Arınç, cemevleriyle ilgili bir soru üzerine, şunları söyledi:

“Cemevlerinin ibadethane sayılması konusunda çok küçük bir azınlığın dışında, büyük tablonun buna sıcak bakmadığını görüyorum. Alevi Bektaşilerin bulunduğu bir iftar yemeğine davet edilmiştim. Yanımda da çok maruf herkesin bildiği bir zat vardı. Lafın arasında sordum. ‘Caminin karşılığı cemevi olabilecek mi? Cemevleri ibadethane olabilecek mi? Sizin bu konudaki düşünceniz nedir?’ Çok hoşuma giden bir şey söyledi. ‘Camiler namaz mekanıdır, cemevleri niyaz mekanıdır’ dedi. ‘Eğer cemevleri için niyaz ve erkan meclisi diye bir ibare koysanız, bu bizim için çok güzel bir şey olurdu’ dedi. Şimdi bunu söyleyen adam ile ‘cemevi ibadethane olsun’ diye bas bas bağırana bakıyorum, bunun söyledikleri çok daha doğru.”

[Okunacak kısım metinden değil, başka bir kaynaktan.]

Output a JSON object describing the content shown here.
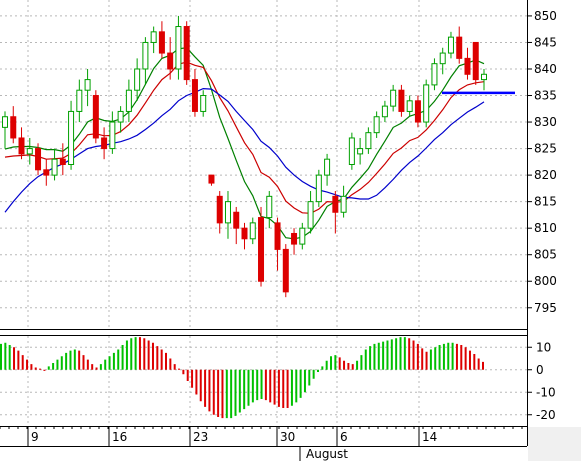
{
  "chart_data": [
    {
      "type": "candlestick",
      "title": "",
      "y_ticks": [
        795,
        800,
        805,
        810,
        815,
        820,
        825,
        830,
        835,
        840,
        845,
        850
      ],
      "ylim": [
        791,
        853
      ],
      "x_ticks": [
        "9",
        "16",
        "23",
        "30",
        "6",
        "14"
      ],
      "x_month_label": "August",
      "grid": true,
      "up_color": "#00a000",
      "down_color": "#dd0000",
      "horizontal_level": 835.5,
      "horizontal_level_color": "#0000ff",
      "candles": [
        [
          829.0,
          832.0,
          825.0,
          831.0
        ],
        [
          831.0,
          833.0,
          826.0,
          827.0
        ],
        [
          827.0,
          829.0,
          823.0,
          824.0
        ],
        [
          824.0,
          827.0,
          822.0,
          825.0
        ],
        [
          825.0,
          826.0,
          820.0,
          821.0
        ],
        [
          821.0,
          823.0,
          818.0,
          820.0
        ],
        [
          820.0,
          825.0,
          819.0,
          823.0
        ],
        [
          823.0,
          826.0,
          820.0,
          822.0
        ],
        [
          822.0,
          834.0,
          821.0,
          832.0
        ],
        [
          832.0,
          838.0,
          830.0,
          836.0
        ],
        [
          836.0,
          840.0,
          833.0,
          838.0
        ],
        [
          835.0,
          836.0,
          826.0,
          827.0
        ],
        [
          827.0,
          829.0,
          823.0,
          825.0
        ],
        [
          825.0,
          832.0,
          824.0,
          830.0
        ],
        [
          830.0,
          833.0,
          828.0,
          832.0
        ],
        [
          832.0,
          838.0,
          830.0,
          836.0
        ],
        [
          836.0,
          842.0,
          834.0,
          840.0
        ],
        [
          840.0,
          846.0,
          837.0,
          845.0
        ],
        [
          845.0,
          848.0,
          843.0,
          847.0
        ],
        [
          847.0,
          849.0,
          842.0,
          843.0
        ],
        [
          843.0,
          846.0,
          838.0,
          840.0
        ],
        [
          840.0,
          850.0,
          838.0,
          848.0
        ],
        [
          848.0,
          849.0,
          837.0,
          838.0
        ],
        [
          838.0,
          840.0,
          831.0,
          832.0
        ],
        [
          832.0,
          836.0,
          831.0,
          835.0
        ],
        [
          820.0,
          820.0,
          818.0,
          818.5
        ],
        [
          816.0,
          817.0,
          809.0,
          811.0
        ],
        [
          811.0,
          817.0,
          808.0,
          815.0
        ],
        [
          813.0,
          814.0,
          807.0,
          810.0
        ],
        [
          810.0,
          811.0,
          806.0,
          808.0
        ],
        [
          808.0,
          812.0,
          807.0,
          811.0
        ],
        [
          812.0,
          814.0,
          799.0,
          800.0
        ],
        [
          812.0,
          817.0,
          810.0,
          816.0
        ],
        [
          811.0,
          812.0,
          802.0,
          806.0
        ],
        [
          806.0,
          807.0,
          797.0,
          798.0
        ],
        [
          809.0,
          810.0,
          805.0,
          807.0
        ],
        [
          807.0,
          811.0,
          806.0,
          810.0
        ],
        [
          810.0,
          817.0,
          809.0,
          815.0
        ],
        [
          815.0,
          821.0,
          814.0,
          820.0
        ],
        [
          820.0,
          824.0,
          818.0,
          823.0
        ],
        [
          816.0,
          817.0,
          809.0,
          813.0
        ],
        [
          813.0,
          818.0,
          812.0,
          816.0
        ],
        [
          822.0,
          828.0,
          821.0,
          827.0
        ],
        [
          824.0,
          827.0,
          822.0,
          825.0
        ],
        [
          825.0,
          829.0,
          824.0,
          828.0
        ],
        [
          828.0,
          832.0,
          827.0,
          831.0
        ],
        [
          831.0,
          834.0,
          830.0,
          833.0
        ],
        [
          833.0,
          837.0,
          832.0,
          836.0
        ],
        [
          836.0,
          837.0,
          831.0,
          832.0
        ],
        [
          832.0,
          835.0,
          831.0,
          834.0
        ],
        [
          834.0,
          835.0,
          829.0,
          830.0
        ],
        [
          830.0,
          838.0,
          829.0,
          837.0
        ],
        [
          837.0,
          842.0,
          836.0,
          841.0
        ],
        [
          841.0,
          844.0,
          839.0,
          843.0
        ],
        [
          843.0,
          847.0,
          842.0,
          846.0
        ],
        [
          846.0,
          848.0,
          841.0,
          842.0
        ],
        [
          842.0,
          844.0,
          838.0,
          839.0
        ],
        [
          845.0,
          845.0,
          837.0,
          838.0
        ],
        [
          838.0,
          840.0,
          836.0,
          839.0
        ]
      ],
      "overlays": [
        {
          "color": "#008000",
          "values": [
            824.9,
            825.3,
            825.4,
            825.4,
            825.2,
            824.8,
            824.8,
            824.5,
            825.7,
            827.7,
            830.0,
            830.8,
            830.3,
            830.1,
            830.6,
            831.9,
            834.2,
            837.1,
            840.1,
            842.0,
            842.6,
            843.8,
            844.0,
            842.3,
            840.7,
            836.1,
            830.9,
            826.9,
            822.8,
            818.8,
            816.1,
            812.2,
            811.8,
            810.5,
            808.2,
            808.0,
            808.3,
            809.4,
            811.5,
            814.1,
            815.0,
            815.5,
            817.7,
            819.4,
            821.2,
            823.9,
            826.4,
            829.0,
            829.8,
            831.1,
            831.6,
            832.2,
            833.9,
            836.0,
            838.5,
            840.6,
            841.1,
            841.7,
            841.0
          ]
        },
        {
          "color": "#cc0000",
          "values": [
            823.4,
            823.6,
            823.7,
            823.8,
            823.5,
            823.0,
            823.1,
            823.2,
            824.1,
            825.7,
            827.6,
            827.8,
            827.4,
            827.5,
            828.2,
            829.5,
            831.3,
            833.6,
            836.0,
            838.0,
            839.2,
            840.9,
            841.3,
            840.7,
            840.3,
            837.8,
            834.6,
            832.1,
            829.1,
            826.1,
            823.9,
            820.5,
            819.6,
            817.9,
            815.1,
            813.8,
            812.9,
            812.8,
            813.6,
            815.0,
            814.9,
            815.0,
            816.3,
            817.3,
            818.6,
            820.3,
            822.1,
            824.1,
            825.1,
            826.5,
            827.1,
            828.5,
            830.3,
            832.3,
            834.6,
            836.1,
            837.0,
            837.4,
            837.6
          ]
        },
        {
          "color": "#0000cc",
          "values": [
            813.0,
            815.0,
            816.8,
            818.4,
            819.7,
            820.6,
            821.5,
            822.1,
            823.0,
            824.0,
            825.0,
            825.4,
            825.6,
            826.0,
            826.3,
            826.8,
            827.5,
            828.6,
            829.8,
            831.2,
            832.4,
            834.0,
            835.0,
            835.6,
            836.3,
            836.2,
            835.1,
            833.9,
            832.0,
            830.3,
            828.6,
            826.4,
            825.2,
            823.6,
            821.5,
            820.0,
            818.8,
            817.9,
            817.2,
            816.8,
            816.3,
            815.8,
            815.7,
            815.5,
            815.5,
            816.2,
            817.6,
            819.2,
            820.9,
            822.4,
            823.6,
            825.1,
            826.7,
            828.0,
            829.5,
            830.7,
            831.9,
            832.8,
            833.8
          ]
        }
      ]
    },
    {
      "type": "histogram",
      "title": "",
      "y_ticks": [
        10,
        0,
        -10,
        -20
      ],
      "ylim": [
        -25,
        15
      ],
      "up_color": "#00c000",
      "down_color": "#dd0000",
      "values": [
        11.5,
        12.0,
        11.0,
        10.0,
        8.5,
        6.5,
        4.5,
        2.5,
        1.0,
        0.5,
        -0.5,
        1.5,
        3.0,
        4.5,
        6.0,
        7.5,
        8.5,
        9.0,
        8.5,
        6.5,
        4.5,
        2.5,
        1.0,
        2.5,
        4.5,
        6.0,
        7.5,
        9.0,
        11.0,
        13.0,
        14.0,
        14.5,
        14.5,
        14.0,
        13.0,
        12.0,
        10.5,
        9.0,
        7.5,
        5.0,
        2.5,
        0.5,
        -2.0,
        -5.0,
        -8.0,
        -11.0,
        -14.0,
        -16.5,
        -18.5,
        -20.0,
        -21.0,
        -21.5,
        -21.5,
        -21.5,
        -20.5,
        -19.0,
        -17.5,
        -16.0,
        -14.5,
        -13.5,
        -13.0,
        -13.5,
        -14.5,
        -15.5,
        -16.5,
        -17.0,
        -17.0,
        -16.0,
        -14.5,
        -12.5,
        -10.0,
        -7.0,
        -4.0,
        -1.0,
        1.5,
        4.0,
        6.0,
        6.5,
        5.5,
        4.0,
        3.0,
        2.5,
        4.0,
        6.5,
        9.0,
        10.5,
        11.5,
        12.0,
        12.5,
        13.0,
        13.5,
        14.0,
        14.5,
        14.5,
        14.0,
        13.0,
        11.5,
        9.5,
        8.0,
        9.0,
        10.0,
        11.0,
        11.5,
        12.0,
        12.0,
        11.5,
        11.0,
        10.0,
        8.5,
        7.0,
        5.0,
        3.5
      ],
      "color_flags": [
        1,
        1,
        1,
        0,
        0,
        0,
        0,
        0,
        0,
        0,
        0,
        1,
        1,
        1,
        1,
        1,
        1,
        1,
        0,
        0,
        0,
        0,
        0,
        1,
        1,
        1,
        1,
        1,
        1,
        1,
        1,
        1,
        0,
        0,
        0,
        0,
        0,
        0,
        0,
        0,
        0,
        0,
        0,
        0,
        0,
        0,
        0,
        0,
        0,
        0,
        0,
        0,
        1,
        1,
        1,
        1,
        1,
        1,
        1,
        1,
        1,
        0,
        0,
        0,
        0,
        0,
        0,
        1,
        1,
        1,
        1,
        1,
        1,
        1,
        1,
        1,
        1,
        1,
        0,
        0,
        0,
        0,
        1,
        1,
        1,
        1,
        1,
        1,
        1,
        1,
        1,
        1,
        1,
        1,
        0,
        0,
        0,
        0,
        0,
        1,
        1,
        1,
        1,
        1,
        1,
        0,
        0,
        0,
        0,
        0,
        0,
        0
      ]
    }
  ]
}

‘Diyanet düşüncesini söylesin’
“Dolayısıyla bir karar vermek gerekirse ve bu bir dini konu ise şüphesiz Diyanet İşleri Başkanlığı’nın İslam dininde bu konunun yeri nasıldır diye düşüncesini söylemesinde fayda var. İbadethane konusuna hiç girmeyelim, ‘onlar da camiler gibi veya farklı vakıflar, dernekler gibi şu hizmetlerden muaf olsunlar, birtakım imtiyazlar edinsinler’, başımın gözümün üstünde. Buna ben hiçbir şey söyleyemem. Alevi yurttaşlarımız cemevinde görebildiğimiz, bazen de içlerinde bulunduğumuz zamanlarda bir ibadet yaptıklarını düşünüyorlarsa farklıdır, hayır ‘biz burada ibadet yapmıyoruz ama bizim usulümüz böyledir, erkanımız böyledir, şöyle başlarız, şöyle dua ederiz, şöyle bitiririz’ diyorlarsa bu yerlerin gelişmesi, büyümesi, bunların desteklenmesi bence bize düşen bir görevdir. Bu bir lütuf değildir ve karşılanması gerekir.”

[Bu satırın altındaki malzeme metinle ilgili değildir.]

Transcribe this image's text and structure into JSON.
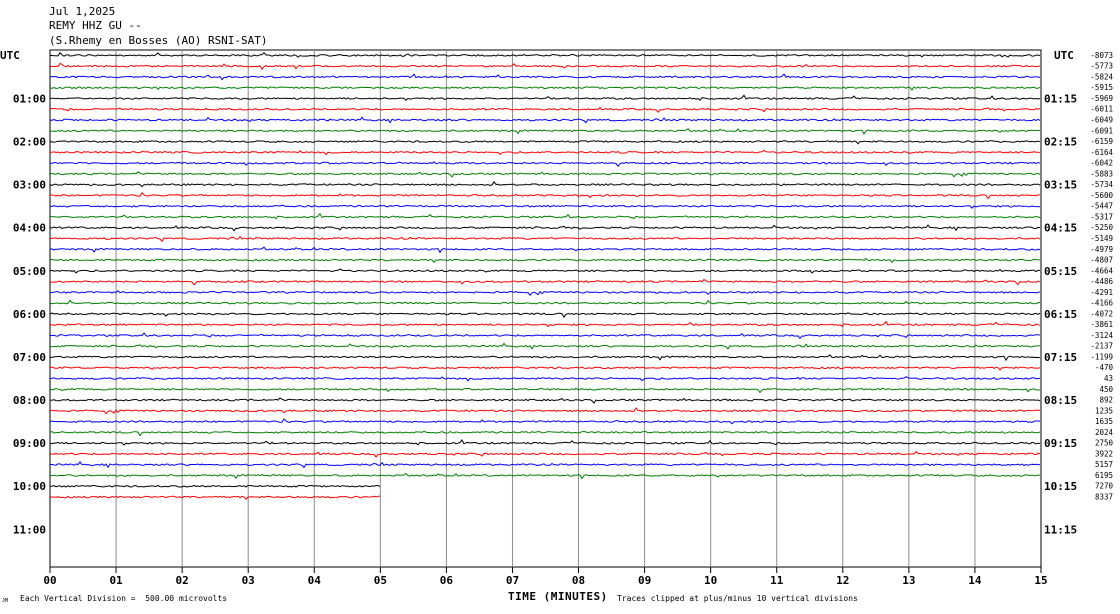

‘Cumhurbaşkanlığı sarayları Osmanlı geleneğinde de böyle’
Arınç, yaptığı açıklamada, yeni Cumhurbaşkanlığı binasına ilişkin, “Dünyanın her yerinde cumhurbaşkanlığı makamları, sarayları prestijli yerlerdir. Bu kadar mıdır onu kastetmiyorum. Çoğu yerlerde bir eski saray kalıntısı da olabilir. Bazen parlamento binaları da böyledir. Bazılarında da bir azamet göstermesi bir debdebe göstermesi de gerekebilir. Bizim Osmanlı geleneğinde de böyledir. ‘Burada 1 katrilyonun üzerinde masraf yapıldı. Bu kadar olmamalıydı’ derseniz bu tartışılabilir. Bunu tartışabiliriz. Az bir para değil” dedi.

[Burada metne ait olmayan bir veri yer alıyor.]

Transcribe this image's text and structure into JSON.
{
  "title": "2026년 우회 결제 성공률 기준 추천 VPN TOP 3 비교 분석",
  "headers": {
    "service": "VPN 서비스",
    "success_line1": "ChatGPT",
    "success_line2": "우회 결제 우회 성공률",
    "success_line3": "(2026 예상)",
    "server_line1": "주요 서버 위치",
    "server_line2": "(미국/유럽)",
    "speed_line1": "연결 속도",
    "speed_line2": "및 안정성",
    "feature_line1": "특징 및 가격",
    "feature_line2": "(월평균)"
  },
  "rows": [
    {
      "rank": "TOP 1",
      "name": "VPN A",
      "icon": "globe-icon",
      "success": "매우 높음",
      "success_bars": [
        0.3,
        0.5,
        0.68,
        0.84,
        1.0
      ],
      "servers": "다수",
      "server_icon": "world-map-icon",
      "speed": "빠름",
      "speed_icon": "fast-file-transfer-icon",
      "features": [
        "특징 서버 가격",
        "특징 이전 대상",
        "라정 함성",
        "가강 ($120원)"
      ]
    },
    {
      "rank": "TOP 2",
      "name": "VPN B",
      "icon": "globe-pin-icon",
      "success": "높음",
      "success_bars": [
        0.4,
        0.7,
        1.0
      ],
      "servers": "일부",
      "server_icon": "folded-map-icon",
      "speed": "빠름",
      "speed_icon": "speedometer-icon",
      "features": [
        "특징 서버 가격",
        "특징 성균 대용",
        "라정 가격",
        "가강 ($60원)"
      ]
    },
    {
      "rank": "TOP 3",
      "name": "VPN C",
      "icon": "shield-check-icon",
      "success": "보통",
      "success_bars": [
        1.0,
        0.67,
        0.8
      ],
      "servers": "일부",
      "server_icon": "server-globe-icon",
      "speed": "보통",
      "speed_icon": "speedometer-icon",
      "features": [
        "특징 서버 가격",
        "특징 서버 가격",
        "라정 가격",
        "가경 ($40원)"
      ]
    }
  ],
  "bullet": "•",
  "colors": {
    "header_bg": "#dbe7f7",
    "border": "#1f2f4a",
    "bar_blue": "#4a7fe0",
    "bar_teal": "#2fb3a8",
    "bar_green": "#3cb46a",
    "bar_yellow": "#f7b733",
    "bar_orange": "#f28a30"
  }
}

‘Rehineler hangi yöntemle kurtarıldıysa sormayız’
“Musul’da rehin alınanların Türkiye’ye getirilişinde bir takas oldu mu” sorusunu da Arınç, şöyle yanıtladı: “Bir takas olmadığını birkaç defa ifade ettik. Sayın Cumhurbaşkanı ‘olmuşsa ne olur’ anlamında bir söz söyledi. Onun çok sevdiği kelimelerden birisi ‘velev ki’ kelimesidir. ‘Velev ki’ diye başladı mı arkasından mutlaka bir şey gelir… Burada velev ki kelimesi yanlış kullanılmış değildir. Böyle önemli bir olayda istihbarat örgütümüz bir şekilde konsolosluk görevlilerini çok şükür hayatta ve canlı olarak, bizi de sevindirecek biçimde kurtarmışsa, hangi yöntemle kurtarmıştır biz onu sormayız bile. İyi ki yapmıştır.”